La burbuja inmobiliaria ha llegado también a las tablas. Si echamos un vistazo a las programaciones teatrales, es muy probable que haya algunas representaciones que aborden el tema de la adquisición de viviendas, presentando este acto como la peculiar odisea del ser humano del siglo XXI. El texto pionero con este leit motiv podría encontrarse en El Pisito, de Azcona –obra de la que ya hablamos en esta bitácora- de la cual parecen beber otras muchas que están de gira en la actualidad.
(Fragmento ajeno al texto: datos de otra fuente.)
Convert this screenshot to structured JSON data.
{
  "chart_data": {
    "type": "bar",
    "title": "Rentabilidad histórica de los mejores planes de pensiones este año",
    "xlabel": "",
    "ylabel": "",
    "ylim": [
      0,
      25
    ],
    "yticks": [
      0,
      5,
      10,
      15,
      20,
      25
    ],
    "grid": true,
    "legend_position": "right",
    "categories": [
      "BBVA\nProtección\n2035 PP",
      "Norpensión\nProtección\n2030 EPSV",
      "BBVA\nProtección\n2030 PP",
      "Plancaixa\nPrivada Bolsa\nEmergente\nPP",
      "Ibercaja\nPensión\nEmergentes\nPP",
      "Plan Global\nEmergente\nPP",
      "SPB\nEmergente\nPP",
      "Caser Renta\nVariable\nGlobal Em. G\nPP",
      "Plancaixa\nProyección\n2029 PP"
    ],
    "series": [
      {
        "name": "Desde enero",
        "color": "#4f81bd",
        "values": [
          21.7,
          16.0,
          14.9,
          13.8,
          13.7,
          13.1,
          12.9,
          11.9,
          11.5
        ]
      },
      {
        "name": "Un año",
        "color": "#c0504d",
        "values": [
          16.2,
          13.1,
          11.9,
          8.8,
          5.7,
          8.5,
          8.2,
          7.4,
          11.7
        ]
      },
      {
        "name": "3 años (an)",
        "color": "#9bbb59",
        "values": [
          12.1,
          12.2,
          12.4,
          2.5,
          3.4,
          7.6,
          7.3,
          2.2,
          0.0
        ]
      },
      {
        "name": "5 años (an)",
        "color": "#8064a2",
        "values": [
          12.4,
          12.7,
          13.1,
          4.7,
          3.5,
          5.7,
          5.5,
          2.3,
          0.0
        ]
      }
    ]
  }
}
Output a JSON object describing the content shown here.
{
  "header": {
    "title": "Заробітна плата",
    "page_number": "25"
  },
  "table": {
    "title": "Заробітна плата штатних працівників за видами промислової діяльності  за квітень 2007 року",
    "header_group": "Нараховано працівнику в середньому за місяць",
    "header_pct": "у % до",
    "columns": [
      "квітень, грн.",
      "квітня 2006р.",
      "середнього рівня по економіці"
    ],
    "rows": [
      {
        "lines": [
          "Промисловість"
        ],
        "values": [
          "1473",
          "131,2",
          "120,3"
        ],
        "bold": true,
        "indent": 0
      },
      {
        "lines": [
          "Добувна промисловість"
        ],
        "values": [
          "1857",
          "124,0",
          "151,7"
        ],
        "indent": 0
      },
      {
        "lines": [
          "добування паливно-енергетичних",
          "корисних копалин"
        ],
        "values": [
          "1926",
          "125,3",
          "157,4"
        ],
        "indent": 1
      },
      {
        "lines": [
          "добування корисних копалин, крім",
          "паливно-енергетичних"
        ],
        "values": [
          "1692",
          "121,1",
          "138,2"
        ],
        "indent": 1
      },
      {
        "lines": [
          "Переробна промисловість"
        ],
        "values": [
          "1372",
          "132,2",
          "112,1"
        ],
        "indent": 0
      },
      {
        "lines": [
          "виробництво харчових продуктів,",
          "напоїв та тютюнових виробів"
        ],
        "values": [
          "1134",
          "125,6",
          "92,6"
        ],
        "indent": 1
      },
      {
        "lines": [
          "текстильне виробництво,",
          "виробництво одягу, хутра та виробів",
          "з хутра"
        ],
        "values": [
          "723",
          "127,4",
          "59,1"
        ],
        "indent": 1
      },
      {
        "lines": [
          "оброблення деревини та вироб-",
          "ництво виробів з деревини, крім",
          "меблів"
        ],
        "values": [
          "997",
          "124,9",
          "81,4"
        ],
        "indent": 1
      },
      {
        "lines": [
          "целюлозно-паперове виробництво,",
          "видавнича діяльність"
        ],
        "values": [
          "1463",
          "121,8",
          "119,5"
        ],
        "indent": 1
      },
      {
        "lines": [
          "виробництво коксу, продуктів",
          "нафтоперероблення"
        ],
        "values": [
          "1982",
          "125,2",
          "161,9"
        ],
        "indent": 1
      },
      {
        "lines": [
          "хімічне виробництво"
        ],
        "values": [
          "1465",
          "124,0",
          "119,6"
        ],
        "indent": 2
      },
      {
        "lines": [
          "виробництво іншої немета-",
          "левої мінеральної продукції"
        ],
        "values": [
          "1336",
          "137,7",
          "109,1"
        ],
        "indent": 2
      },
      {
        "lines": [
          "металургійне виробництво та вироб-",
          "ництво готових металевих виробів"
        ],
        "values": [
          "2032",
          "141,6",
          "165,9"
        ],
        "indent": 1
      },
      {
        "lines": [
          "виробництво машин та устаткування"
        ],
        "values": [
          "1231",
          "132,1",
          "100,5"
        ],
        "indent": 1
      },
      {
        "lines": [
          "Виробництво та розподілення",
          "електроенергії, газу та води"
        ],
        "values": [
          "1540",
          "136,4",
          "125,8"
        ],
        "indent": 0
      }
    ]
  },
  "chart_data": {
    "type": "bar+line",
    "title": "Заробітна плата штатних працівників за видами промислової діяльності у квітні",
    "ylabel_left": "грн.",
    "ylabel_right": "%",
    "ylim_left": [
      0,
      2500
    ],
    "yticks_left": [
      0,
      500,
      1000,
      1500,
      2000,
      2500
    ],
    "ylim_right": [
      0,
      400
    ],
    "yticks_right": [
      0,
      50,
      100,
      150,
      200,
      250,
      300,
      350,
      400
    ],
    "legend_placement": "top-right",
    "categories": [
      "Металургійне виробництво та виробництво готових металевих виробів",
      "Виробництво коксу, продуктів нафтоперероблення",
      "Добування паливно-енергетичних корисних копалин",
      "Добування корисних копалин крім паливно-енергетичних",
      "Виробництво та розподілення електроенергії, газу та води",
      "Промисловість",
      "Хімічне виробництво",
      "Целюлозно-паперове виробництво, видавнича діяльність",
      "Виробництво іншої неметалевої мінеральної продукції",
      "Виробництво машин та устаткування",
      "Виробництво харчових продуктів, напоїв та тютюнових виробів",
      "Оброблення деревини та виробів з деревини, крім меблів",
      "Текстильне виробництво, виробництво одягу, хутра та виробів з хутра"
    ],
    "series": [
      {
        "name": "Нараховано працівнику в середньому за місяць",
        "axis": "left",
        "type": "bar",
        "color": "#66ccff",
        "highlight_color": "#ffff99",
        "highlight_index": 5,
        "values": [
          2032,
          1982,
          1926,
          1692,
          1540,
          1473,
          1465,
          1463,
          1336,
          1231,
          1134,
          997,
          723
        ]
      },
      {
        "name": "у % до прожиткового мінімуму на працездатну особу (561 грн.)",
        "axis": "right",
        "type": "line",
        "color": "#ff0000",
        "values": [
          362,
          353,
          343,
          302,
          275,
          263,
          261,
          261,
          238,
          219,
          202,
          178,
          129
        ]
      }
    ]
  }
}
Es cierto que cada una presenta el tema desde una perspectiva diferente, mas la base argumental no deja de ser la misma. Siempre hay algún tipo de obstáculo que impide a los protagonistas ser dueños efectivos del hogar que han adquirido.
Así sucede con 100 m2, obra en la que Sara (Miriam Díaz Aroca) compra un piso en una buena zona de la ciudad a un precio económico. El motivo de esta ganga es que hay un pequeño inconveniente: Lola (María Luisa Merlo) seguirá viviendo en él hasta que muera. Entre las dos mujeres se acaba estableciendo un vínculo afectivo que superará las barreras personales y arquitectónicas que las separaban.
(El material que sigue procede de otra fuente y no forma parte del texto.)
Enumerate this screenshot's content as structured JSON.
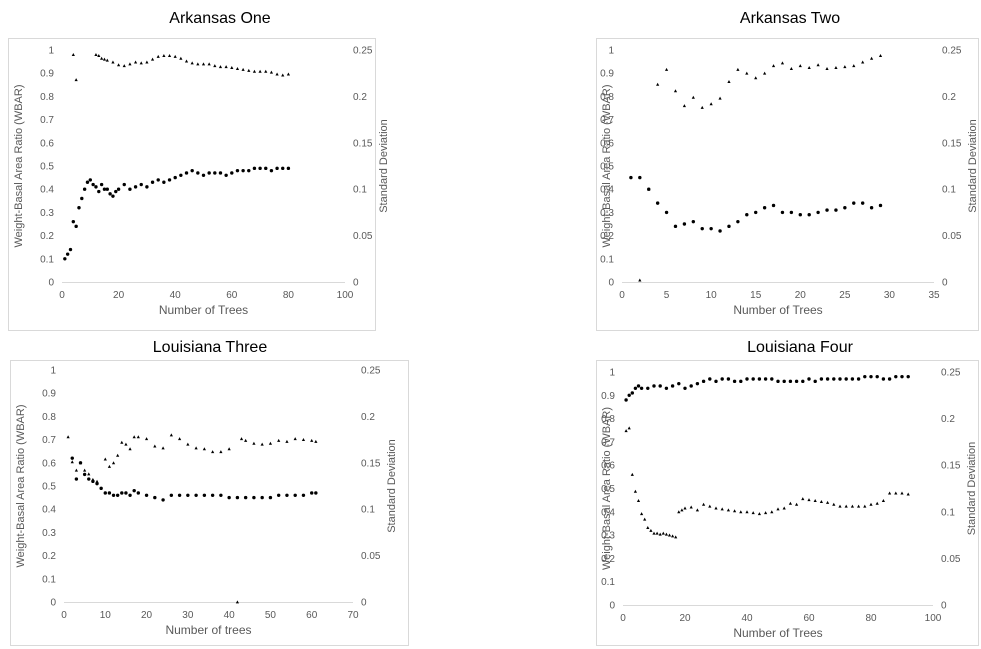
{
  "chart_data": [
    {
      "type": "scatter",
      "title": "Arkansas One",
      "xlabel": "Number of Trees",
      "ylabel": "Weight-Basal Area Ratio (WBAR)",
      "y2label": "Standard Deviation",
      "xlim": [
        0,
        100
      ],
      "ylim": [
        0,
        1
      ],
      "y2lim": [
        0,
        0.25
      ],
      "xticks": [
        "0",
        "20",
        "40",
        "60",
        "80",
        "100"
      ],
      "yticks": [
        "0",
        "0.1",
        "0.2",
        "0.3",
        "0.4",
        "0.5",
        "0.6",
        "0.7",
        "0.8",
        "0.9",
        "1"
      ],
      "y2ticks": [
        "0",
        "0.05",
        "0.1",
        "0.15",
        "0.2",
        "0.25"
      ],
      "series": [
        {
          "axis": "left",
          "x": [
            1,
            2,
            3,
            4,
            5,
            6,
            7,
            8,
            9,
            10,
            11,
            12,
            13,
            14,
            15,
            16,
            17,
            18,
            19,
            20,
            22,
            24,
            26,
            28,
            30,
            32,
            34,
            36,
            38,
            40,
            42,
            44,
            46,
            48,
            50,
            52,
            54,
            56,
            58,
            60,
            62,
            64,
            66,
            68,
            70,
            72,
            74,
            76,
            78,
            80
          ],
          "y": [
            0.1,
            0.12,
            0.14,
            0.26,
            0.24,
            0.32,
            0.36,
            0.4,
            0.43,
            0.44,
            0.42,
            0.41,
            0.39,
            0.42,
            0.4,
            0.4,
            0.38,
            0.37,
            0.39,
            0.4,
            0.42,
            0.4,
            0.41,
            0.42,
            0.41,
            0.43,
            0.44,
            0.43,
            0.44,
            0.45,
            0.46,
            0.47,
            0.48,
            0.47,
            0.46,
            0.47,
            0.47,
            0.47,
            0.46,
            0.47,
            0.48,
            0.48,
            0.48,
            0.49,
            0.49,
            0.49,
            0.48,
            0.49,
            0.49,
            0.49
          ]
        },
        {
          "axis": "right",
          "x": [
            4,
            5,
            12,
            13,
            14,
            15,
            16,
            18,
            20,
            22,
            24,
            26,
            28,
            30,
            32,
            34,
            36,
            38,
            40,
            42,
            44,
            46,
            48,
            50,
            52,
            54,
            56,
            58,
            60,
            62,
            64,
            66,
            68,
            70,
            72,
            74,
            76,
            78,
            80
          ],
          "y": [
            0.245,
            0.218,
            0.245,
            0.244,
            0.241,
            0.24,
            0.239,
            0.237,
            0.234,
            0.233,
            0.235,
            0.237,
            0.236,
            0.237,
            0.24,
            0.243,
            0.244,
            0.244,
            0.243,
            0.241,
            0.238,
            0.236,
            0.235,
            0.235,
            0.235,
            0.233,
            0.232,
            0.232,
            0.231,
            0.23,
            0.229,
            0.228,
            0.227,
            0.227,
            0.227,
            0.226,
            0.224,
            0.223,
            0.224
          ]
        }
      ]
    },
    {
      "type": "scatter",
      "title": "Arkansas Two",
      "xlabel": "Number of Trees",
      "ylabel": "Weight-Basal Area Ratio (WBAR)",
      "y2label": "Standard Deviation",
      "xlim": [
        0,
        35
      ],
      "ylim": [
        0,
        1
      ],
      "y2lim": [
        0,
        0.25
      ],
      "xticks": [
        "0",
        "5",
        "10",
        "15",
        "20",
        "25",
        "30",
        "35"
      ],
      "yticks": [
        "0",
        "0.1",
        "0.2",
        "0.3",
        "0.4",
        "0.5",
        "0.6",
        "0.7",
        "0.8",
        "0.9",
        "1"
      ],
      "y2ticks": [
        "0",
        "0.05",
        "0.1",
        "0.15",
        "0.2",
        "0.25"
      ],
      "series": [
        {
          "axis": "left",
          "x": [
            1,
            2,
            3,
            4,
            5,
            6,
            7,
            8,
            9,
            10,
            11,
            12,
            13,
            14,
            15,
            16,
            17,
            18,
            19,
            20,
            21,
            22,
            23,
            24,
            25,
            26,
            27,
            28,
            29
          ],
          "y": [
            0.45,
            0.45,
            0.4,
            0.34,
            0.3,
            0.24,
            0.25,
            0.26,
            0.23,
            0.23,
            0.22,
            0.24,
            0.26,
            0.29,
            0.3,
            0.32,
            0.33,
            0.3,
            0.3,
            0.29,
            0.29,
            0.3,
            0.31,
            0.31,
            0.32,
            0.34,
            0.34,
            0.32,
            0.33
          ]
        },
        {
          "axis": "right",
          "x": [
            2,
            3,
            4,
            5,
            6,
            7,
            8,
            9,
            10,
            11,
            12,
            13,
            14,
            15,
            16,
            17,
            18,
            19,
            20,
            21,
            22,
            23,
            24,
            25,
            26,
            27,
            28,
            29
          ],
          "y": [
            0.002,
            0.1,
            0.213,
            0.229,
            0.206,
            0.19,
            0.199,
            0.188,
            0.192,
            0.198,
            0.216,
            0.229,
            0.225,
            0.22,
            0.225,
            0.233,
            0.236,
            0.23,
            0.233,
            0.231,
            0.234,
            0.23,
            0.231,
            0.232,
            0.233,
            0.237,
            0.241,
            0.244
          ]
        }
      ]
    },
    {
      "type": "scatter",
      "title": "Louisiana Three",
      "xlabel": "Number of trees",
      "ylabel": "Weight-Basal Area Ratio (WBAR)",
      "y2label": "Standard Deviation",
      "xlim": [
        0,
        70
      ],
      "ylim": [
        0,
        1
      ],
      "y2lim": [
        0,
        0.25
      ],
      "xticks": [
        "0",
        "10",
        "20",
        "30",
        "40",
        "50",
        "60",
        "70"
      ],
      "yticks": [
        "0",
        "0.1",
        "0.2",
        "0.3",
        "0.4",
        "0.5",
        "0.6",
        "0.7",
        "0.8",
        "0.9",
        "1"
      ],
      "y2ticks": [
        "0",
        "0.05",
        "0.1",
        "0.15",
        "0.2",
        "0.25"
      ],
      "series": [
        {
          "axis": "left",
          "x": [
            2,
            3,
            4,
            5,
            6,
            7,
            8,
            9,
            10,
            11,
            12,
            13,
            14,
            15,
            16,
            17,
            18,
            20,
            22,
            24,
            26,
            28,
            30,
            32,
            34,
            36,
            38,
            40,
            42,
            44,
            46,
            48,
            50,
            52,
            54,
            56,
            58,
            60,
            61
          ],
          "y": [
            0.62,
            0.53,
            0.6,
            0.55,
            0.53,
            0.52,
            0.51,
            0.49,
            0.47,
            0.47,
            0.46,
            0.46,
            0.47,
            0.47,
            0.46,
            0.48,
            0.47,
            0.46,
            0.45,
            0.44,
            0.46,
            0.46,
            0.46,
            0.46,
            0.46,
            0.46,
            0.46,
            0.45,
            0.45,
            0.45,
            0.45,
            0.45,
            0.45,
            0.46,
            0.46,
            0.46,
            0.46,
            0.47,
            0.47
          ]
        },
        {
          "axis": "right",
          "x": [
            1,
            2,
            3,
            4,
            5,
            6,
            7,
            8,
            10,
            11,
            12,
            13,
            14,
            15,
            16,
            17,
            18,
            20,
            22,
            24,
            26,
            28,
            30,
            32,
            34,
            36,
            38,
            40,
            42,
            43,
            44,
            46,
            48,
            50,
            52,
            54,
            56,
            58,
            60,
            61
          ],
          "y": [
            0.178,
            0.151,
            0.142,
            0.15,
            0.142,
            0.138,
            0.132,
            0.13,
            0.154,
            0.146,
            0.15,
            0.158,
            0.172,
            0.17,
            0.165,
            0.178,
            0.178,
            0.176,
            0.168,
            0.166,
            0.18,
            0.176,
            0.17,
            0.166,
            0.165,
            0.162,
            0.162,
            0.165,
            0.0,
            0.176,
            0.174,
            0.171,
            0.17,
            0.171,
            0.174,
            0.173,
            0.176,
            0.175,
            0.174,
            0.173
          ]
        }
      ]
    },
    {
      "type": "scatter",
      "title": "Louisiana Four",
      "xlabel": "Number of Trees",
      "ylabel": "Weight-Basal Area Ratio (WBAR)",
      "y2label": "Standard Deviation",
      "xlim": [
        0,
        100
      ],
      "ylim": [
        0,
        1
      ],
      "y2lim": [
        0,
        0.25
      ],
      "xticks": [
        "0",
        "20",
        "40",
        "60",
        "80",
        "100"
      ],
      "yticks": [
        "0",
        "0.1",
        "0.2",
        "0.3",
        "0.4",
        "0.5",
        "0.6",
        "0.7",
        "0.8",
        "0.9",
        "1"
      ],
      "y2ticks": [
        "0",
        "0.05",
        "0.1",
        "0.15",
        "0.2",
        "0.25"
      ],
      "series": [
        {
          "axis": "left",
          "x": [
            1,
            2,
            3,
            4,
            5,
            6,
            8,
            10,
            12,
            14,
            16,
            18,
            20,
            22,
            24,
            26,
            28,
            30,
            32,
            34,
            36,
            38,
            40,
            42,
            44,
            46,
            48,
            50,
            52,
            54,
            56,
            58,
            60,
            62,
            64,
            66,
            68,
            70,
            72,
            74,
            76,
            78,
            80,
            82,
            84,
            86,
            88,
            90,
            92
          ],
          "y": [
            0.88,
            0.9,
            0.91,
            0.93,
            0.94,
            0.93,
            0.93,
            0.94,
            0.94,
            0.93,
            0.94,
            0.95,
            0.93,
            0.94,
            0.95,
            0.96,
            0.97,
            0.96,
            0.97,
            0.97,
            0.96,
            0.96,
            0.97,
            0.97,
            0.97,
            0.97,
            0.97,
            0.96,
            0.96,
            0.96,
            0.96,
            0.96,
            0.97,
            0.96,
            0.97,
            0.97,
            0.97,
            0.97,
            0.97,
            0.97,
            0.97,
            0.98,
            0.98,
            0.98,
            0.97,
            0.97,
            0.98,
            0.98,
            0.98
          ]
        },
        {
          "axis": "right",
          "x": [
            1,
            2,
            3,
            4,
            5,
            6,
            7,
            8,
            9,
            10,
            11,
            12,
            13,
            14,
            15,
            16,
            17,
            18,
            19,
            20,
            22,
            24,
            26,
            28,
            30,
            32,
            34,
            36,
            38,
            40,
            42,
            44,
            46,
            48,
            50,
            52,
            54,
            56,
            58,
            60,
            62,
            64,
            66,
            68,
            70,
            72,
            74,
            76,
            78,
            80,
            82,
            84,
            86,
            88,
            90,
            92
          ],
          "y": [
            0.187,
            0.19,
            0.14,
            0.122,
            0.112,
            0.098,
            0.092,
            0.083,
            0.08,
            0.077,
            0.077,
            0.076,
            0.077,
            0.076,
            0.075,
            0.074,
            0.073,
            0.1,
            0.102,
            0.104,
            0.105,
            0.102,
            0.108,
            0.106,
            0.104,
            0.103,
            0.102,
            0.101,
            0.1,
            0.1,
            0.099,
            0.098,
            0.099,
            0.1,
            0.103,
            0.104,
            0.109,
            0.108,
            0.114,
            0.113,
            0.112,
            0.111,
            0.11,
            0.108,
            0.106,
            0.106,
            0.106,
            0.106,
            0.106,
            0.108,
            0.109,
            0.112,
            0.12,
            0.12,
            0.12,
            0.119
          ]
        }
      ]
    }
  ]
}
Algo similar ocurre en Querida Matilde. En este caso, se nos presenta la historia de Matías, un joven argentino que hereda tras la muerte de su padre un lujoso apartamento en el centro de Madrid, con vistas a la Puerta de Alcalá. El joven, que padece graves problemas económicos a causa de sus varios divorcios, viaja raudo a la capital de España con el objetivo de vender el inmueble y liberarse de sus aprietos pecuniarios. Pero cuál es su sorpresa cuando descubre que su desaparecido padre adquirió dicho piso con una condición muy negativa para él, puesto que la dueña anterior seguiría viviendo en la casa hasta que muriera y los gastos de la vivienda serían costeados por el nuevo propietario. Matías recibe, por tanto, una herencia envenenada pues lejos de aliviar sus ahogos monetarios, éstos se agrandan. Matilde, una mujer vitalista y llena de humor, le ofrece al joven alojarse en el que será su piso cuando ella desaparezca pagando un alquiler. Éste acepta y a partir de ese momento empieza a formar parte de la vida de Matilde y de su hija Concha. Poco a poco descubrirá que Matilde conocía a su padre mucho más que él y gracias a sus relatos será capaz de dibujar el retrato mental de su progenitor que empezaba a tener borroso. Lo mismo le sucederá a Concha, una chica algo huraña que vive con el dolor de haber perdido a su padre y de haber tenido que aprender a querer a otro hombre como si fuera el suyo verdadero. Finalmente, los personajes descubrirán que los lazos que les unen son más fuertes que las meras facturas de madre e hija que Matías paga.
Los actores que dan vida a estos personajes son Lola Herrera (Matilde), que muestra de nuevo sus impecables cualidades interpretativas, Daniel Freire (Matías) y Ana Labordeta (Concha). Todos ellos actúan con corrección y hacen pasar al público un rato agradable mientras son testigos de sus vivencias. Lo mismo sucede con la primera obra citada, 100 m2, una comedia que desata los efectos terapéuticos de la risa y que, a la vez, pone de relieve algunos conflictos existenciales de los personajes.
Ahora bien, quizás el tema esté ya un poco manido y planee el peligro de que el respetable se hastíe de tanto piso, tanta hipoteca y tantos problemas económicos representados sobre las tablas. Y es que bastante tenemos con el escenario de la realidad, en el que otros “actores” se ven forzados a representar estos papeles nada agradables.
Es muy importante que el teatro no caiga en el error de aportar a las tablas temas repetitivos o poco ambiciosos. En los últimos años, el cine lo está haciendo y, cada vez más, la cartelera provoca cierta indiferencia entre los asiduos a las salas.